The Ontario Superior Court’s recent decision to let a major copyright lawsuit against OpenAI proceed in the province is more than a procedural ruling it’s a statement about sovereignty, fairness, and the future of creative work in Canada.
OpenAI had argued that the case didn’t belong in Ontario because the company has no physical presence there, and because its model-training activities happened outside the province. But this argument misses a basic truth about the digital age: borders may feel blurry online, but the impact on creators is very real and very local.
Justice Jessica Kimmel recognized this. Her ruling clear and pragmatic states that Canadian authors and publishers should be able to seek recourse in their own courts when their work is allegedly used without consent. And she’s right. If Canadian journalism is fueling a multibillion-dollar American AI ecosystem, then Canada has every right to ask whether that use is lawful under Canadian copyright law.

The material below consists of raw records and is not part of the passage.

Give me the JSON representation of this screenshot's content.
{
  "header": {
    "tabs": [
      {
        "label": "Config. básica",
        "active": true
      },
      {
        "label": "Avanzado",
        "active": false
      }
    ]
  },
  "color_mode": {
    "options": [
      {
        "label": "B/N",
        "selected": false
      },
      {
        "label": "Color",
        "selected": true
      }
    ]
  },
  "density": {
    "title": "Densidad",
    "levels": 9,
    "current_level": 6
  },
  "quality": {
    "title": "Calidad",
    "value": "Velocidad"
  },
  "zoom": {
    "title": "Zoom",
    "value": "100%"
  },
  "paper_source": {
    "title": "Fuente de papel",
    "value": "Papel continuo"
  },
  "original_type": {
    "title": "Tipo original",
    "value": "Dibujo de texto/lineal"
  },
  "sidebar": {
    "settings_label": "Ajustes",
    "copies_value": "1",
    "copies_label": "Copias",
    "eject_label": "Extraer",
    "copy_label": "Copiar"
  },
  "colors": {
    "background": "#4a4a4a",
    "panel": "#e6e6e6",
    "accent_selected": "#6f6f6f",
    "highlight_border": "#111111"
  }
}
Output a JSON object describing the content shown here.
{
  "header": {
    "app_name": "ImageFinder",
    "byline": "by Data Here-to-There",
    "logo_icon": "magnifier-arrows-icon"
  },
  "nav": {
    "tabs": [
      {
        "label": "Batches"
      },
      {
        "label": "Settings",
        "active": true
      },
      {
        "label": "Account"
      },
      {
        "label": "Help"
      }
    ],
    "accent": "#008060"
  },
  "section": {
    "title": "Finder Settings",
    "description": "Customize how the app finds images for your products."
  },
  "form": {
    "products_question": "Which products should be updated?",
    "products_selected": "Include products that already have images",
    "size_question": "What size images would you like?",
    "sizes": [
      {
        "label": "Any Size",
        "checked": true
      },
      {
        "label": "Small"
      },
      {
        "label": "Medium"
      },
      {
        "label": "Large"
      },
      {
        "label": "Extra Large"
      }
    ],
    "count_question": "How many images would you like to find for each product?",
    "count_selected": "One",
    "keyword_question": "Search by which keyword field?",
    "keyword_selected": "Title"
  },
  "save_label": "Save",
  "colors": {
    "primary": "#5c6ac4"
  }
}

OpenAI’s argument that U.S. courts are already dealing with similar issues is interesting, but ultimately irrelevant. Different countries have different laws, and Canada isn’t obligated to wait and see what a U.S. judge thinks before defending its own creators. In fact, if anything, the global uncertainty around AI and copyright makes it even more important for Canada to test and define its own boundaries now.
This case brought by a coalition that includes The Canadian Press, Torstar, The Globe and Mail, Postmedia, and CBC/Radio-Canada is more than a corporate dispute. It speaks to an existential fear across creative industries: that the work of journalists, musicians, authors, and filmmakers is being scraped, absorbed, and monetized by AI systems with zero transparency and even less compensation.
It’s no surprise that the House of Commons heritage committee has been hearing growing anxiety from unions and creators. They’re not asking for much mainly transparency, and a licensing system that respects the value of their work. But without legal accountability, those demands risk being ignored.
AI companies often claim they are simply “learning” from publicly available material, but that logic collapses when the “learning” involves billions of dollars and the original creators are left out of the equation entirely. Journalists don’t get to copy entire books for their work. Musicians can’t sample albums wholesale and call it fair use. Yet AI firms have been doing the equivalent, at unprecedented scale.
The Ontario court’s decision doesn’t determine whether OpenAI is guilty of infringement that fight is still ahead. But it does send a message: Canada’s creative economy won’t be sidelined in the AI era.
And frankly, that’s a message worth sending.